Chris Ratcliffe/Bloomberg
Chris Ratcliffe/Bloomberg

London - Facebook is to hire 800 new staff in London, expanding its UK headquarters despite coming under increasing scrutiny from the country’s lawmakers.

The new hires - predominately in engineering roles and to be recruited over the next year - will bring the number of staff working for Facebook in the UK to 2 300. The social media company will also offer space in its new office to UK-based startups as part of an accelerator program, the company said on Monday.

Facebook’s expansion comes at a time when Britain is so alarmed by the extent and scale of Russian interference in UK politics via social media networks that its lawmakers are getting ready to interrogate Silicon Valley giants - including Facebook and Twitter - in Washington.

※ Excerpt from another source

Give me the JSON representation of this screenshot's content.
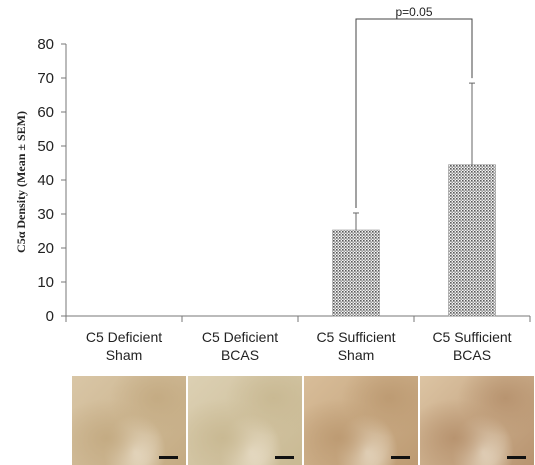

Facebook joins a number of large tech companies doubling down on their presence in London, despite the ongoing uncertainty about the UK’s pending exit from the European Union.

"It’s a sign of confidence in our country that innovative companies like Facebook invest here," UK Chancellor Philip Hammond said in a statement.

London will be Facebook’s largest engineering hub outside the US, according the statement.

The UK is currently lobbying hard for tech talent. The government plans to double the number of visas available to highly skilled workers, including technology-savvy candidates.

Facebook, Snap and Google all announced plans to increase hiring in the UK, while Apple is leasing about 500 000 square-feet of office space at Battersea Power Station on the south bank of London’s River Thames.

Among European countries, the UK was the most pessimistic about the future of the European technology industry, according to a report last week from London-based venture capital firm Atomico, with 18% of respondents - which included thousands of founders and investors - saying they were less optimistic than they were a year earlier.

Over the last 12 months it’s also become harder for British startups to raise new funding, according to 32% of founders questioned.